Ponte sobre o Rio Araguaia na BR-230 que liga TO e PA — Foto: DNIT/Divulgação
Ponte sobre o Rio Araguaia na BR-230 que liga TO e PA — Foto: DNIT/Divulgação

A travessia entre Tocantins e Pará pela BR-230 seguirá bloqueada por tempo indeterminado após o Departamento Nacional de Infraestrutura de Transportes (DNIT) decidir pela reconstrução completa da ponte sobre o Rio Araguaia.
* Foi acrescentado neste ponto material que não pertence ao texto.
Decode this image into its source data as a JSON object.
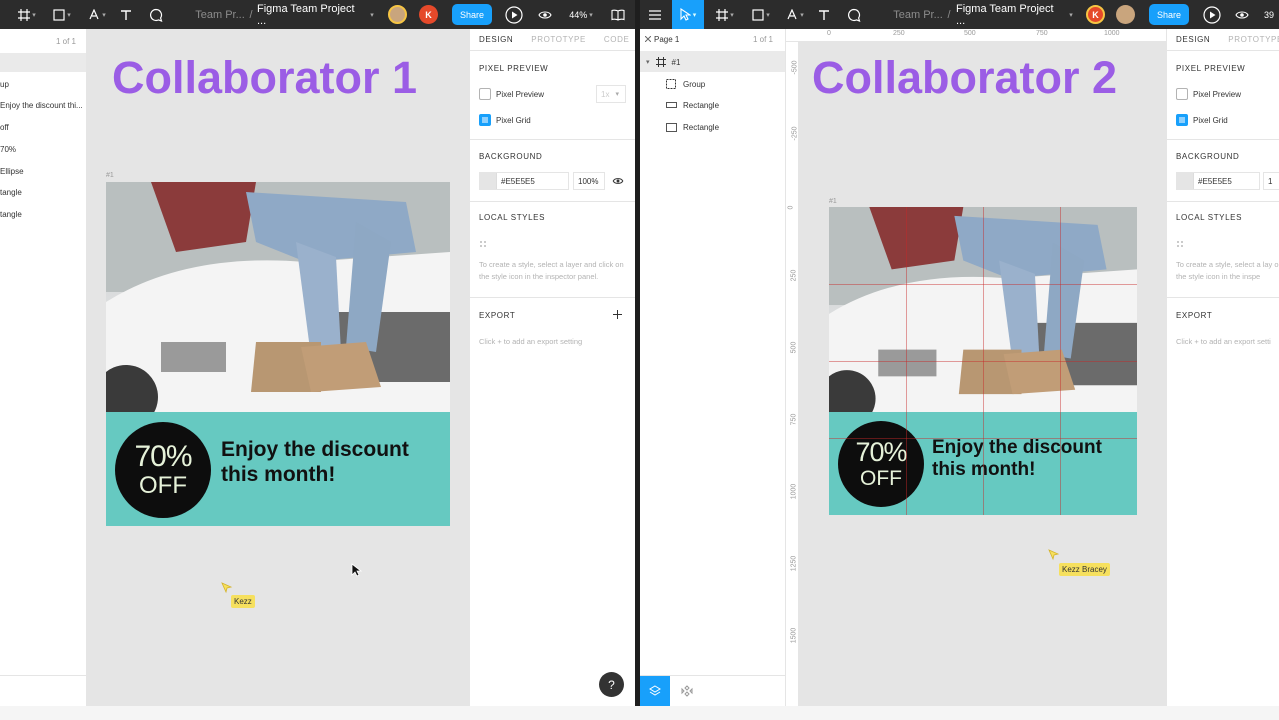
{
  "left": {
    "toolbar": {
      "team_short": "Team Pr...",
      "separator": "/",
      "file_name": "Figma Team Project ...",
      "share_label": "Share",
      "avatar_k": "K",
      "zoom": "44%"
    },
    "layers": {
      "page_count": "1 of 1",
      "items": [
        "up",
        "Enjoy the discount thi...",
        "off",
        "70%",
        "Ellipse",
        "tangle",
        "tangle"
      ]
    },
    "canvas": {
      "title": "Collaborator 1",
      "frame_label": "#1",
      "badge_big": "70%",
      "badge_small": "OFF",
      "promo_line1": "Enjoy the discount",
      "promo_line2": "this month!",
      "cursor_name": "Kezz"
    },
    "panel": {
      "tabs": [
        "DESIGN",
        "PROTOTYPE",
        "CODE"
      ],
      "pixel_preview_title": "PIXEL PREVIEW",
      "pixel_preview_label": "Pixel Preview",
      "pixel_preview_scale": "1x",
      "pixel_grid_label": "Pixel Grid",
      "background_title": "BACKGROUND",
      "bg_hex": "#E5E5E5",
      "bg_opacity": "100%",
      "local_styles_title": "LOCAL STYLES",
      "local_styles_hint": "To create a style, select a layer and click on the style icon in the inspector panel.",
      "export_title": "EXPORT",
      "export_hint": "Click + to add an export setting",
      "help": "?"
    }
  },
  "right": {
    "toolbar": {
      "team_short": "Team Pr...",
      "separator": "/",
      "file_name": "Figma Team Project ...",
      "share_label": "Share",
      "avatar_k": "K",
      "zoom": "39"
    },
    "layers": {
      "page_name": "Page 1",
      "page_count": "1 of 1",
      "frame_name": "#1",
      "items": [
        "Group",
        "Rectangle",
        "Rectangle"
      ]
    },
    "rulers": {
      "top": [
        "0",
        "250",
        "500",
        "750",
        "1000"
      ],
      "left": [
        "-500",
        "-250",
        "0",
        "250",
        "500",
        "750",
        "1000",
        "1250",
        "1500"
      ]
    },
    "canvas": {
      "title": "Collaborator 2",
      "frame_label": "#1",
      "badge_big": "70%",
      "badge_small": "OFF",
      "promo_line1": "Enjoy the discount",
      "promo_line2": "this month!",
      "cursor_name": "Kezz Bracey"
    },
    "panel": {
      "tabs": [
        "DESIGN",
        "PROTOTYPE"
      ],
      "pixel_preview_title": "PIXEL PREVIEW",
      "pixel_preview_label": "Pixel Preview",
      "pixel_grid_label": "Pixel Grid",
      "background_title": "BACKGROUND",
      "bg_hex": "#E5E5E5",
      "bg_opacity": "1",
      "local_styles_title": "LOCAL STYLES",
      "local_styles_hint": "To create a style, select a lay on the style icon in the inspe",
      "export_title": "EXPORT",
      "export_hint": "Click + to add an export setti"
    }
  },
  "colors": {
    "toolbar": "#2c2c2c",
    "accent": "#18a0fb",
    "title_purple": "#9b5de5",
    "banner_teal": "#66c9c1",
    "cursor_yellow": "#f6e05e",
    "canvas_bg": "#e5e5e5"
  },
  "icons": [
    "frame-tool-icon",
    "rectangle-tool-icon",
    "pen-tool-icon",
    "text-tool-icon",
    "comment-tool-icon",
    "present-icon",
    "eye-icon",
    "library-icon",
    "menu-icon",
    "move-tool-icon",
    "layers-icon",
    "assets-icon",
    "help-icon",
    "cursor-icon",
    "plus-icon"
  ]
}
A medida foi tomada depois que laudos técnicos identificaram comprometimentos graves na estrutura da ponte, especialmente nos pilares centrais e nas fundações que sustentam o vão principal.

Os problemas foram constatados em um Relatório Técnico de Avaliação Estrutural elaborado entre fevereiro e abril de 2026. Durante o período, foram realizados ensaios especializados e testes de carga com veículos pesados, que apontaram elevado nível de deterioração na estrutura.

Com base no diagnóstico, o DNIT informou que o edital de licitação para as obras de reconstrução deve ser publicado no dia 26 de junho de 2026. Enquanto a nova ponte não é iniciada, o órgão afirmou que trabalha na contratação emergencial de uma balsa para restabelecer a travessia entre os dois estados.

A nova estrutura será executada dentro do Programa de Manutenção e Reabilitação de Estruturas (PROARTE), seguindo normas técnicas atualizadas para garantir mais segurança, capacidade de carga e durabilidade.

Rotas alternativas

Até o início da operação da balsa, motoristas devem utilizar desvios para circular entre Tocantins e Pará:

  • Rota 01: pelas BRs-153 e 226, passando por São Geraldo do Araguaia (PA) e Xambioá (TO);
  • Rota 02 (via Esperantina): desvio no km 59 da BR-230, com acesso por 15 km de estrada de terra até o porto das balsas em Esperantina (TO). Após a travessia, o trajeto segue pelas TO-201 e TO-010 até Araguatins;
  • Rota 03: saída de Marabá (PA) em direção à MA-125, passando por cidades maranhenses até alcançar a BR-010, ao norte de Imperatriz (MA).

O DNIT também anunciou mudanças no sistema de monitoramento de pontes e viadutos no país. A partir deste ano, o acompanhamento preventivo das estruturas contará com auxílio de satélites e inteligência artificial para acelerar diagnósticos e reduzir riscos de colapsos.